Balikpapan (ANTARA News-Kaltim) - Embargo impor produk-produk sawit Indonesia ke beberapa negara Eropa dengan alasan banyak perusahaan merusak lingkungan adalah bentuk provokasi, yakni kekhawatiran Indonesia maju dengan menggunakan produk sendiri.
"Dalih bahwa banyak perusahaan melakukan perusakan lingkungan tidaklah tepat, memang hanya sebagian kecil saja, dan malah banyak perusahaan yang pemilik modalnya dari negara-negara Eropa," Ketua Gabungan Pengusaha Kelapa Sawit Indonesia (Gapki) Cabang Kaltim, Azmal Ridwan di Balikpapan, Minggu.
"Memang ada perusahaan yang merusak lingkungan namun tidak semuanya. Seharusnya yang dilihat adalah nama perusahaannya, kalau perusahaannya bagus dalam mengelola lingkungan mengapa harus dipersulit," katanya.
Apalagi, imbuh dia, potensi penjualan produk sawit besar, mengingat sawit hanya tumbuh pada iklim tropis sehingga negara-negara Eropa tidak mungkin bisa membuka lahan perkebunan sawit. Di Kaltim saja, kini tercatat ada 4,9 juta hektar potensi untuk pengembangan agribisnis, termasuk perkebunan sawit.

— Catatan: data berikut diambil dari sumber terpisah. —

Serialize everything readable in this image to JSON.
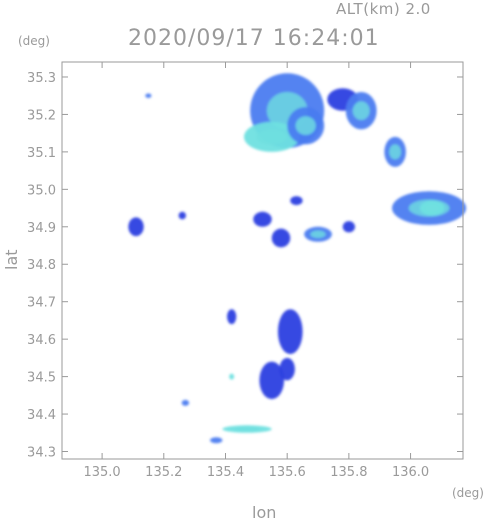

Azmal menilai bahwa yang dilakukan beberapa negara Eropa terhadap hasil kebun kelapa sawit di Indonesia hanya semacam provokasi yang tidak menginginkan Indonesia maju dengan menggunakan produk sendiri dan tidak impor barang dari Eropa untuk kebutuhan.
Di sisi lain, ia mengakui bahwa kini masih banyak lahan kelapa sawit di wilayah Kalimantan Timur (Kaltim) yang belum dikelola oleh para pemegang izin.

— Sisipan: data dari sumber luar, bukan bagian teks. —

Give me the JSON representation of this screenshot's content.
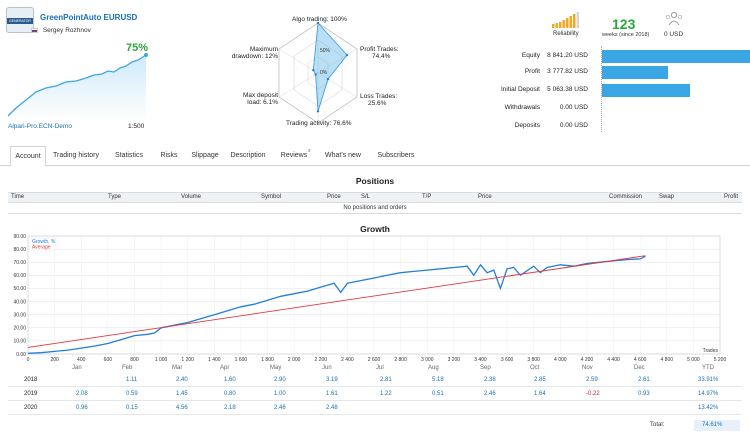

"Luas lahan yang sudah memiliki izin perkebunan kelapa sawit 2,1 juta hektare, tapi yang baru dikelola hanya 400 ribu hektare," katanya.
Perusahaan yang telah memiliki izin pengelolaan lahan kelapa sawit diharapkan segera merealisasikan, karena lahan masih banyak tersedia, ujarnya.
"Kita akan melakukan koordinasi dengan pemerintah daerah terutama tingkat kabupaten dan kota yang telah memberikan izin perusahaan pengelolaan lahan kelapa sawit tapi tidak direalisasikan, bahkan memperpanjang izinnya. Bila memang tidak memiliki kemampuan mengelola dicabut saja izinnya," kata Azmal, menjelaskan.
Ketua Gapki mengungkapkan bahwa ada beberapa dilema yang terjadi dalam pengelolaan lahan kelapa sawit di Kaltim diantaranya banyak investor yang diketahui memiliki manajerial yang serius dan punya finansial tapi tidak memiliki lahan untuk beroperasi.
"Selain itu, perkebunan-perkebunan yang profesional yang sudah beroperasi saat ini, sudah mengalami kesulitan untuk melakukan pengembangan lahan karena terbentur Rencana Tata Ruang Wilayah (RTRW) yang sampai saat ini belum diselesaikan antara pemerintah pusat dan daerah," tambahnya.
Hal ini tentu saja berakibat pada tumpang tindihnya lahan baik dengan interperkebunan maupun dengan pertambangan maupun kehutanan yang tidak jelas.
"Karena penundaan yang terjadi berakibat banyaknya bibit kelapa sawit yang siap tanam menjadi terlantar," kata Azmal.